Seven fishing profiles were found for 2010, in which the pattern of the PAMA, PRAT and TAI groups was again observed. PAMA (n=1,098) saw a change in the proportion of acoupa weakfish caught to 89%, accompanied by catfish and crevalle jack, as well as green weakfish. PRAT (n=437) became a profile with an almost exclusive catch of megrim with 98% of the landings. TAI (n=268) maintained its relative abundance of 90% of landings, accompanied by king weakfish, megrim, and Atlantic bonito. The profile known as PESC (n=302) was made up of 52% acoupa weakfish, accompanied by crevalle jack, gillbacker sea catfish, and green weakfish. PGO (n=651) mainly targets king weakfish (32%), catfish (16%), mullet (15%), and megrim (13.5%). The SER profile (n=533) is grouped again, with differences in its composition. This profile targets serra Spanish mackerel in 25% of the catch, whereas wingfin anchovy (timbiro), gafftopsail sea catfish, green weakfish, crucifix sea catfish, and mullet are also exploited. The MIST profile (n=693) maintained the pattern of low catch percentages and is made up of all types of fish, except skipjack tuna and pompano (canguira), with greater relevance of megrim, green weakfish, and crucifix sea catfish (Figure 7).
 
  Figure 7. Results of the landing profiles from the landings assessed in 2010 based on the identified capture profiles.
Between 2008 and 2010, in fisheries categorised as small-scale, using gillnets, fishing landings were catalogued—which are directly related to the number of interviews carried out—with 4,819 landings interviewed for the Curuçá municipality, 3,316 in São Caetano de Odivelas, 778 in Maracanã, 1,517 in Marapanim, 662 in São João de Pirabas, and 1,434 landings catalogued in Viseu.
Our findings revealed that considering all six cities studied between 2008 and 2010, the MIST profile predominated (38%), followed by the PAMA profile (19%), and the PRAT profile (16%), whereas the other ones totalled 27% (Figure 8). With regard to the distribution of profiles between municipalities, 49% of fishing profiles in Curuçá were grouped under MIST, followed by 18% under PAMA and 15% under PRAT. In Maracanã, 66% of the fishing profiles were grouped under MIST, 15% under PGO, and 8% under SER. In Marapanim, fishing for the PRAT profile stands out with 30% of the groupings, followed by MIST with 29% and PGO with 17%. In São Caetano de Odivelas, there was a predominance of the PAMA profile, with 46% of the landings registered, followed by the TAI profile, with 29% of landings, and MIST with 17%. In São João de Pirabas, there was a predominance of PRAT with 46% of landings targeting this profile, and MIST and SER with 33% and 16% of landings, respectively. Landings in Viseu were dominated by the MIST profile with 54%; the PRAT profile accounted for 22% of landings and the PGO for 19%.
 
  Figure 8. Percentage of landing profiles analysed between 2008 and 2010 based on the identified capture profiles.
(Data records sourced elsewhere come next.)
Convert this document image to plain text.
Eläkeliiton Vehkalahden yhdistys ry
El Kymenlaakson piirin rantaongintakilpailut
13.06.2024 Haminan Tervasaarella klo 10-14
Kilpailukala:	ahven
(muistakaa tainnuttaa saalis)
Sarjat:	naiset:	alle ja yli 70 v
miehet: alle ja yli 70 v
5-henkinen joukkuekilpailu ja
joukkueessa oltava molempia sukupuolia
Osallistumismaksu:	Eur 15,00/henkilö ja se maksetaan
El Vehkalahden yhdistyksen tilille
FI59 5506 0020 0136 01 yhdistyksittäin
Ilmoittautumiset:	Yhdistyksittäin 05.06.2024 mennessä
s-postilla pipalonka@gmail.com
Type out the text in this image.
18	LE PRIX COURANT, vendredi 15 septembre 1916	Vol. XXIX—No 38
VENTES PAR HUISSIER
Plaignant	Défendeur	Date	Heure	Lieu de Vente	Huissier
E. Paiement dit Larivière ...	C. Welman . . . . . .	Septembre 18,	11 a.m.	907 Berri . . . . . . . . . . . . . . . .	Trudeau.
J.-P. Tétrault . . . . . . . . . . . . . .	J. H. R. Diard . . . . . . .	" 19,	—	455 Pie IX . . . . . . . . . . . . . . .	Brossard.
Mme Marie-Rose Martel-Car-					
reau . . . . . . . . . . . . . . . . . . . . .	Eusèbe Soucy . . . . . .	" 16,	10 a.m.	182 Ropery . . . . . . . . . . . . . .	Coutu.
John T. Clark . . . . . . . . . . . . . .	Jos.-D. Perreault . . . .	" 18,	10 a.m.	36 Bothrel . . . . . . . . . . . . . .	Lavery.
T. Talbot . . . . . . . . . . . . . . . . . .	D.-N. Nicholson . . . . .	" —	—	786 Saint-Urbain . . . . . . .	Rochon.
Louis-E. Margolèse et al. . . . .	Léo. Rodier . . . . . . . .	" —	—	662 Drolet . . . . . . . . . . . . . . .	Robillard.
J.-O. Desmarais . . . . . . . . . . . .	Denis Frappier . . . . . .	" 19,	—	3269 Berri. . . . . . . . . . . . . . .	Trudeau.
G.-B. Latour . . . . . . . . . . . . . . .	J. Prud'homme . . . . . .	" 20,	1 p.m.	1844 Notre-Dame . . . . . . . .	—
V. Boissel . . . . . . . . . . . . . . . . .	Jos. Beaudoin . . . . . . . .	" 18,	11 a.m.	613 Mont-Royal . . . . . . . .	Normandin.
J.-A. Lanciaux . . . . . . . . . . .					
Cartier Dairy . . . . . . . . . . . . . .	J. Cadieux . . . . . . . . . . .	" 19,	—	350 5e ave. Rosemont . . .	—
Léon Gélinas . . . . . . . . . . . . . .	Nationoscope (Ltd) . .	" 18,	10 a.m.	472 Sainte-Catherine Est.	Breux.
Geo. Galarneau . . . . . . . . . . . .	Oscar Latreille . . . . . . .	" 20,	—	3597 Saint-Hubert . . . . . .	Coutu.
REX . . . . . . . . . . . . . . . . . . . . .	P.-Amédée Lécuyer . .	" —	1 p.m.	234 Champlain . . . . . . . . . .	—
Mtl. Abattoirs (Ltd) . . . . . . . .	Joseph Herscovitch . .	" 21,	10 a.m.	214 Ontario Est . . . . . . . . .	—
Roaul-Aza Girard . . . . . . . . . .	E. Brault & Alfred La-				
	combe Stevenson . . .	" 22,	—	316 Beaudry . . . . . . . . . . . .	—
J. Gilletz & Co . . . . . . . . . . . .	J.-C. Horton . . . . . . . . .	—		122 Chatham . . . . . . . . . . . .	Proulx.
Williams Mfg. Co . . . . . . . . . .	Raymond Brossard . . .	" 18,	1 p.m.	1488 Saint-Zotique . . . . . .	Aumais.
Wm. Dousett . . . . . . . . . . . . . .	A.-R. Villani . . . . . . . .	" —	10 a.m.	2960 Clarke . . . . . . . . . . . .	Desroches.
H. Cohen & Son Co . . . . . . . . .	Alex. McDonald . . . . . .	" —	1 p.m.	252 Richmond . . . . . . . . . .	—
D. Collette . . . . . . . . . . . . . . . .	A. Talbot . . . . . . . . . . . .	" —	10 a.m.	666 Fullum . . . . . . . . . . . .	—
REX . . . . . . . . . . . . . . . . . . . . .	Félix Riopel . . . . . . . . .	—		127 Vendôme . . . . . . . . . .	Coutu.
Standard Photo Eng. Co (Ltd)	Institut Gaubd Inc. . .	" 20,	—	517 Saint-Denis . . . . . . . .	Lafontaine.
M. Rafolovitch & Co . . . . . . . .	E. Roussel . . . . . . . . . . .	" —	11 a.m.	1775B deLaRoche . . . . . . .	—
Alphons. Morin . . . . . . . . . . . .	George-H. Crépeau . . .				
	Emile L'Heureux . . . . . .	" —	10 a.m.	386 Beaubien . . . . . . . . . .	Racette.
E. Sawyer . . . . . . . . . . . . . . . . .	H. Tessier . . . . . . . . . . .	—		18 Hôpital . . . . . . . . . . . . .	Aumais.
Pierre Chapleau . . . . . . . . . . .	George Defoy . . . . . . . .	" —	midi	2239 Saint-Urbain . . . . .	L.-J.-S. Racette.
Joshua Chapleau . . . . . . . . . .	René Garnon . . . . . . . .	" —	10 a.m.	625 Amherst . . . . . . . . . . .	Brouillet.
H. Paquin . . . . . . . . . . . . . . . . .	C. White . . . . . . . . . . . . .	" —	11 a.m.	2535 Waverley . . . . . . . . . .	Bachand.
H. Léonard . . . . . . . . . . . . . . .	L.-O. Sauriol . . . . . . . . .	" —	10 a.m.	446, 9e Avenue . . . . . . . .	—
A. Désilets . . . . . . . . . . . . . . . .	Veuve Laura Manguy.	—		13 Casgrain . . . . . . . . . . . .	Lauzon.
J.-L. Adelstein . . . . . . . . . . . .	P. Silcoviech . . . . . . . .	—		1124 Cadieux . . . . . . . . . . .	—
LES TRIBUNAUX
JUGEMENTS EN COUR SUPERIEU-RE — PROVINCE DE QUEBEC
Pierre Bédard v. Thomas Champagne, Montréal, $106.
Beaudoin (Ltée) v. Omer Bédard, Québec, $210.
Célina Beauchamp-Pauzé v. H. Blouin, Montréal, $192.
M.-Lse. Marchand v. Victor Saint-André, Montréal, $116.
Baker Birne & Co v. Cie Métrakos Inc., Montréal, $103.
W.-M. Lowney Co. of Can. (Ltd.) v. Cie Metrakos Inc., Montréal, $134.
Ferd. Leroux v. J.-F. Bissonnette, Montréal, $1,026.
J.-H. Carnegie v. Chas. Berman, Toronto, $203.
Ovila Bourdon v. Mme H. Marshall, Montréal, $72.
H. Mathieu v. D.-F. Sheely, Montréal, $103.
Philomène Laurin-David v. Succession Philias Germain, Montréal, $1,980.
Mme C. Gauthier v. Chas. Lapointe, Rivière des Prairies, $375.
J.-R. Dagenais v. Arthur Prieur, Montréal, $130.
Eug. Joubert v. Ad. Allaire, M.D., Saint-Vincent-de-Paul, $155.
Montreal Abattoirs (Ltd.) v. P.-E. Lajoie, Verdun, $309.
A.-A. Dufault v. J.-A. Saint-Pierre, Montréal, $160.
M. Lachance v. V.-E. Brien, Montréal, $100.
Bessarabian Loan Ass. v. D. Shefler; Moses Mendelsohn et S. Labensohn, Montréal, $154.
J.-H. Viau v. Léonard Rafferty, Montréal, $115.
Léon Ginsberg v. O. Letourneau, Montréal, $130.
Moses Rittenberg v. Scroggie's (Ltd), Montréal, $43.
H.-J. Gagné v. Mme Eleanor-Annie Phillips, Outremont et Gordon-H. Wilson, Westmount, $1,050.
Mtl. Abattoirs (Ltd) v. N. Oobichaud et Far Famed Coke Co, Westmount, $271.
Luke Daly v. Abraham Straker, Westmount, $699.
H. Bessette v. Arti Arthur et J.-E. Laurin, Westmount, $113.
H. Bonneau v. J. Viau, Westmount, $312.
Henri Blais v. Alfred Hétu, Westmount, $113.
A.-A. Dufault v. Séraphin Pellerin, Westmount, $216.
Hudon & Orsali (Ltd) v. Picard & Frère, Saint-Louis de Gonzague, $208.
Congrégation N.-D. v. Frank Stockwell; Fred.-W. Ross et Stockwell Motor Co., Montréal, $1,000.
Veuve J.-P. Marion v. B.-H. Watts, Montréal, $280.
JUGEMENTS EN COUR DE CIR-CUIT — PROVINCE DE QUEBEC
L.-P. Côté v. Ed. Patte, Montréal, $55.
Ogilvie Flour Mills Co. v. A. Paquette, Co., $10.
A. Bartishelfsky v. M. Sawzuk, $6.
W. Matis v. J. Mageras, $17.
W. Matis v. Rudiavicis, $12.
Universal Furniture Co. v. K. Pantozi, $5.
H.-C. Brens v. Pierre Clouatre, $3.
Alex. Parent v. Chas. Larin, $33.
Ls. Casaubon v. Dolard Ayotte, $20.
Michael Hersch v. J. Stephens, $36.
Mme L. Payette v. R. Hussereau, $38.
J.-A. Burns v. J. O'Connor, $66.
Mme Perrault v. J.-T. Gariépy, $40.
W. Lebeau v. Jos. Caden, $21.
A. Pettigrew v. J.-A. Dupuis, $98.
Each group described is made up of the Fishing Profile variable included in the input matrix for identifying tactics. In the absence of specific interviews to typify fisheries, the catch profiles provide information on the target species of the group under study.
4 Discussion
Gillnet fishing is a passive method that is used all over the world for small canoes and also in large-scale fisheries (Lyle and Tracey, 2016). Studies indicate that fisheries using gillnets are multispecies; however, Fernandes et al. (2009) studying fisheries in the central Amazon already indicate two main categories of use of gillnets, one with a mesh smaller than 80 mm for small and medium-sized migratory characiforms (ray-finned fish) and gillnets with a mesh larger than 80 mm for larger species and specimens.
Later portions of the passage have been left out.